The Montgomery Advertiser August 17, 2005
Riley pleads Maxwell's case to BRAC
By Greg Wright
ARLINGTON, Va. -- Gov. Bob Riley told base closure commissioners Wednesday it is illogical to move a high-tech systems support unit from Maxwell-Gunter Air Force Base in Montgomery to Massachusetts.
This is not the first time Alabama officials made this argument to Base Realignment and Closure Commission members.
However, Riley's meeting with BRAC Commission Chairman Anthony Principi and seven of the eight other commissioners comes less than a month before the group finishes reviewing the original Pentagon proposal unveiled in May.
The commission could reverse Pentagon plans to take the Operations and Sustainment Systems Group out of Maxwell. The commission's report is due by Sept. 8 and will be sent to President Bush for approval.
The Pentagon says OSSG -- and similar missions in Texas and Ohio -- would fit better at a technical research and development center at Hanscom Air Force Base, 16 miles northwest of downtown Boston. But Alabama officials said OSSG mainly does computer system support work, not research.
The move would cost Montgomery $750 million in economic impact and 3,254 jobs, including those Maxwell-Gunter expected to gain over the next five years.
"If you look at what the OSSG does, it makes all the sense in the world to leave it there," Riley told reporters before meeting with commissioners privately for about an hour. Riley said only about 300 OSSG jobs are research-related, and only those should be shifted to Hanscom.
Riley and Rep. Terry Everett, R-Rehobeth, believe commissioners could be seeing things the same way. For example, the commission asked the Pentagon to clarify the OSSG move soon after it released its base closure and realignment list, Everett said.
The Pentagon said its plan is to move the OSSG but not its "operational activities," Everett said Tuesday in a speech to the Montgomery Air Force Association in Alabama. Most Maxwell-Gunter OSSG jobs are operational, not research, he said.
"I feel good about it," Everett said Tuesday after his speech. "Having said I feel good about it, you have to realize it's an uphill climb."
About 80 percent of Pentagon base closure and realignment plans in the past ultimately have been approved. To get OSSG off the list, Alabama officials must persuade five of the nine commissioners to vote against moving the jobs to Massachusetts.

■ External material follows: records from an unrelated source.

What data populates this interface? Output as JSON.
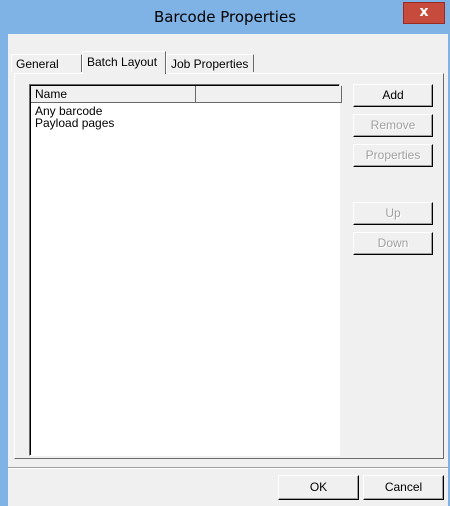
{
  "window": {
    "title": "Barcode Properties",
    "close_glyph": "x"
  },
  "tabs": [
    {
      "label": "General",
      "active": false
    },
    {
      "label": "Batch Layout",
      "active": true
    },
    {
      "label": "Job Properties",
      "active": false
    }
  ],
  "list": {
    "columns": [
      "Name",
      ""
    ],
    "items": [
      "Any barcode",
      "Payload pages"
    ]
  },
  "side_buttons": {
    "add": "Add",
    "remove": "Remove",
    "properties": "Properties",
    "up": "Up",
    "down": "Down"
  },
  "footer": {
    "ok": "OK",
    "cancel": "Cancel"
  },
  "colors": {
    "titlebar": "#7fb2e5",
    "close_button": "#c74b3d",
    "dialog_face": "#f0f0f0",
    "disabled_text": "#a0a0a0"
  }
}
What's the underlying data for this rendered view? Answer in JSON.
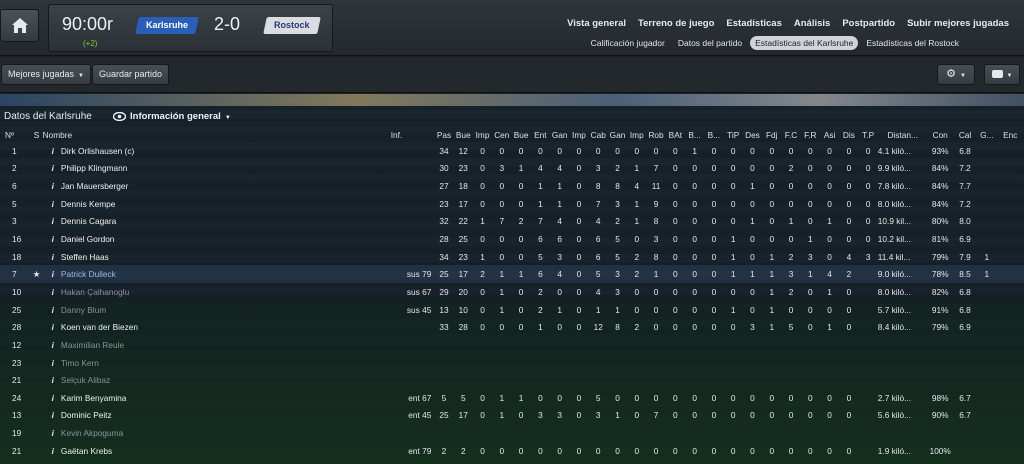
{
  "header": {
    "match_time": "90:00r",
    "added_time": "(+2)",
    "home_team": "Karlsruhe",
    "away_team": "Rostock",
    "score": "2-0",
    "nav_main": [
      "Vista general",
      "Terreno de juego",
      "Estadísticas",
      "Análisis",
      "Postpartido",
      "Subir mejores jugadas"
    ],
    "nav_sub": [
      "Calificación jugador",
      "Datos del partido",
      "Estadísticas del Karlsruhe",
      "Estadísticas del Rostock"
    ],
    "nav_sub_active": 2
  },
  "toolbar": {
    "best_plays": "Mejores jugadas",
    "save_match": "Guardar partido",
    "settings_icon": "gear-icon",
    "chat_icon": "chat-icon"
  },
  "panel": {
    "title": "Datos del Karlsruhe",
    "view_selector": "Información general"
  },
  "colors": {
    "home": "#2a5fb8",
    "away": "#d9dde2",
    "rating_yellow": "#e0d63a",
    "rating_green": "#8bc34a"
  },
  "table": {
    "columns": [
      "Nº",
      "S",
      "Nombre",
      "Inf.",
      "Pas",
      "Bue",
      "Imp",
      "Cen",
      "Bue",
      "Ent",
      "Gan",
      "Imp",
      "Cab",
      "Gan",
      "Imp",
      "Rob",
      "BAt",
      "B...",
      "B...",
      "TiP",
      "Des",
      "Fdj",
      "F.C",
      "F.R",
      "Asi",
      "Dis",
      "T.P",
      "Distan...",
      "Con",
      "Cal",
      "G...",
      "Enc"
    ],
    "rows": [
      {
        "num": "1",
        "star": "",
        "name": "Dirk Orlishausen (c)",
        "dim": false,
        "sub": "",
        "s": [
          "34",
          "12",
          "0",
          "0",
          "0",
          "0",
          "0",
          "0",
          "0",
          "0",
          "0",
          "0",
          "0",
          "1",
          "0",
          "0",
          "0",
          "0",
          "0",
          "0",
          "0",
          "0",
          "0"
        ],
        "dist": "4.1 kiló...",
        "con": "93%",
        "cal": "6.8",
        "calc": "y",
        "g": "",
        "enc": ""
      },
      {
        "num": "2",
        "star": "",
        "name": "Philipp Klingmann",
        "dim": false,
        "sub": "",
        "s": [
          "30",
          "23",
          "0",
          "3",
          "1",
          "4",
          "4",
          "0",
          "3",
          "2",
          "1",
          "7",
          "0",
          "0",
          "0",
          "0",
          "0",
          "0",
          "2",
          "0",
          "0",
          "0",
          "0"
        ],
        "dist": "9.9 kiló...",
        "con": "84%",
        "cal": "7.2",
        "calc": "g",
        "g": "",
        "enc": ""
      },
      {
        "num": "6",
        "star": "",
        "name": "Jan Mauersberger",
        "dim": false,
        "sub": "",
        "s": [
          "27",
          "18",
          "0",
          "0",
          "0",
          "1",
          "1",
          "0",
          "8",
          "8",
          "4",
          "11",
          "0",
          "0",
          "0",
          "0",
          "1",
          "0",
          "0",
          "0",
          "0",
          "0",
          "0"
        ],
        "dist": "7.8 kiló...",
        "con": "84%",
        "cal": "7.7",
        "calc": "g",
        "g": "",
        "enc": ""
      },
      {
        "num": "5",
        "star": "",
        "name": "Dennis Kempe",
        "dim": false,
        "sub": "",
        "s": [
          "23",
          "17",
          "0",
          "0",
          "0",
          "1",
          "1",
          "0",
          "7",
          "3",
          "1",
          "9",
          "0",
          "0",
          "0",
          "0",
          "0",
          "0",
          "0",
          "0",
          "0",
          "0",
          "0"
        ],
        "dist": "8.0 kiló...",
        "con": "84%",
        "cal": "7.2",
        "calc": "g",
        "g": "",
        "enc": ""
      },
      {
        "num": "3",
        "star": "",
        "name": "Dennis Cagara",
        "dim": false,
        "sub": "",
        "s": [
          "32",
          "22",
          "1",
          "7",
          "2",
          "7",
          "4",
          "0",
          "4",
          "2",
          "1",
          "8",
          "0",
          "0",
          "0",
          "0",
          "1",
          "0",
          "1",
          "0",
          "1",
          "0",
          "0"
        ],
        "dist": "10.9 kil...",
        "con": "80%",
        "cal": "8.0",
        "calc": "g",
        "g": "",
        "enc": ""
      },
      {
        "num": "16",
        "star": "",
        "name": "Daniel Gordon",
        "dim": false,
        "sub": "",
        "s": [
          "28",
          "25",
          "0",
          "0",
          "0",
          "6",
          "6",
          "0",
          "6",
          "5",
          "0",
          "3",
          "0",
          "0",
          "0",
          "1",
          "0",
          "0",
          "0",
          "1",
          "0",
          "0",
          "0"
        ],
        "dist": "10.2 kil...",
        "con": "81%",
        "cal": "6.9",
        "calc": "y",
        "g": "",
        "enc": ""
      },
      {
        "num": "18",
        "star": "",
        "name": "Steffen Haas",
        "dim": false,
        "sub": "",
        "s": [
          "34",
          "23",
          "1",
          "0",
          "0",
          "5",
          "3",
          "0",
          "6",
          "5",
          "2",
          "8",
          "0",
          "0",
          "0",
          "1",
          "0",
          "1",
          "2",
          "3",
          "0",
          "4",
          "3"
        ],
        "dist": "11.4 kil...",
        "con": "79%",
        "cal": "7.9",
        "calc": "g",
        "g": "1",
        "enc": ""
      },
      {
        "num": "7",
        "star": "★",
        "name": "Patrick Dulleck",
        "dim": false,
        "sub": "sus 79",
        "s": [
          "25",
          "17",
          "2",
          "1",
          "1",
          "6",
          "4",
          "0",
          "5",
          "3",
          "2",
          "1",
          "0",
          "0",
          "0",
          "1",
          "1",
          "1",
          "3",
          "1",
          "4",
          "2",
          ""
        ],
        "dist": "9.0 kiló...",
        "con": "78%",
        "cal": "8.5",
        "calc": "g",
        "g": "1",
        "enc": ""
      },
      {
        "num": "10",
        "star": "",
        "name": "Hakan Çalhanoglu",
        "dim": true,
        "sub": "sus 67",
        "s": [
          "29",
          "20",
          "0",
          "1",
          "0",
          "2",
          "0",
          "0",
          "4",
          "3",
          "0",
          "0",
          "0",
          "0",
          "0",
          "0",
          "0",
          "1",
          "2",
          "0",
          "1",
          "0",
          ""
        ],
        "dist": "8.0 kiló...",
        "con": "82%",
        "cal": "6.8",
        "calc": "y",
        "g": "",
        "enc": ""
      },
      {
        "num": "25",
        "star": "",
        "name": "Danny Blum",
        "dim": true,
        "sub": "sus 45",
        "s": [
          "13",
          "10",
          "0",
          "1",
          "0",
          "2",
          "1",
          "0",
          "1",
          "1",
          "0",
          "0",
          "0",
          "0",
          "0",
          "1",
          "0",
          "1",
          "0",
          "0",
          "0",
          "0",
          ""
        ],
        "dist": "5.7 kiló...",
        "con": "91%",
        "cal": "6.8",
        "calc": "y",
        "g": "",
        "enc": ""
      },
      {
        "num": "28",
        "star": "",
        "name": "Koen van der Biezen",
        "dim": false,
        "sub": "",
        "s": [
          "33",
          "28",
          "0",
          "0",
          "0",
          "1",
          "0",
          "0",
          "12",
          "8",
          "2",
          "0",
          "0",
          "0",
          "0",
          "0",
          "3",
          "1",
          "5",
          "0",
          "1",
          "0",
          ""
        ],
        "dist": "8.4 kiló...",
        "con": "79%",
        "cal": "6.9",
        "calc": "y",
        "g": "",
        "enc": ""
      },
      {
        "num": "12",
        "star": "",
        "name": "Maximilian Reule",
        "dim": true,
        "sub": "",
        "s": [],
        "dist": "",
        "con": "",
        "cal": "",
        "calc": "y",
        "g": "",
        "enc": ""
      },
      {
        "num": "23",
        "star": "",
        "name": "Timo Kern",
        "dim": true,
        "sub": "",
        "s": [],
        "dist": "",
        "con": "",
        "cal": "",
        "calc": "y",
        "g": "",
        "enc": ""
      },
      {
        "num": "21",
        "star": "",
        "name": "Selçuk Alibaz",
        "dim": true,
        "sub": "",
        "s": [],
        "dist": "",
        "con": "",
        "cal": "",
        "calc": "y",
        "g": "",
        "enc": ""
      },
      {
        "num": "24",
        "star": "",
        "name": "Karim Benyamina",
        "dim": false,
        "sub": "ent 67",
        "s": [
          "5",
          "5",
          "0",
          "1",
          "1",
          "0",
          "0",
          "0",
          "5",
          "0",
          "0",
          "0",
          "0",
          "0",
          "0",
          "0",
          "0",
          "0",
          "0",
          "0",
          "0",
          "0",
          ""
        ],
        "dist": "2.7 kiló...",
        "con": "98%",
        "cal": "6.7",
        "calc": "y",
        "g": "",
        "enc": ""
      },
      {
        "num": "13",
        "star": "",
        "name": "Dominic Peitz",
        "dim": false,
        "sub": "ent 45",
        "s": [
          "25",
          "17",
          "0",
          "1",
          "0",
          "3",
          "3",
          "0",
          "3",
          "1",
          "0",
          "7",
          "0",
          "0",
          "0",
          "0",
          "0",
          "0",
          "0",
          "0",
          "0",
          "0",
          ""
        ],
        "dist": "5.6 kiló...",
        "con": "90%",
        "cal": "6.7",
        "calc": "y",
        "g": "",
        "enc": ""
      },
      {
        "num": "19",
        "star": "",
        "name": "Kevin Akpoguma",
        "dim": true,
        "sub": "",
        "s": [],
        "dist": "",
        "con": "",
        "cal": "",
        "calc": "y",
        "g": "",
        "enc": ""
      },
      {
        "num": "21",
        "star": "",
        "name": "Gaëtan Krebs",
        "dim": false,
        "sub": "ent 79",
        "s": [
          "2",
          "2",
          "0",
          "0",
          "0",
          "0",
          "0",
          "0",
          "0",
          "0",
          "0",
          "0",
          "0",
          "0",
          "0",
          "0",
          "0",
          "0",
          "0",
          "0",
          "0",
          "0",
          ""
        ],
        "dist": "1.9 kiló...",
        "con": "100%",
        "cal": "",
        "calc": "y",
        "g": "",
        "enc": ""
      }
    ]
  }
}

Riley said he also would urge the Pentagon not to move the 117th Air Refueling Wing in Birmingham to airfields in other parts of the country.
Riley's meeting with BRAC commissioners is not unusual. For months, governors have urged commissioners to save military facilities in their states, commission spokesman Robert McCreary said.
Although OSSG does not have many research workers, it still may make sense to move it to Massachusetts, said John Pike, director of the GlobalSecurity.org defense analysis firm. That is because Massachusetts is a high-tech industry hotbed, Pike said.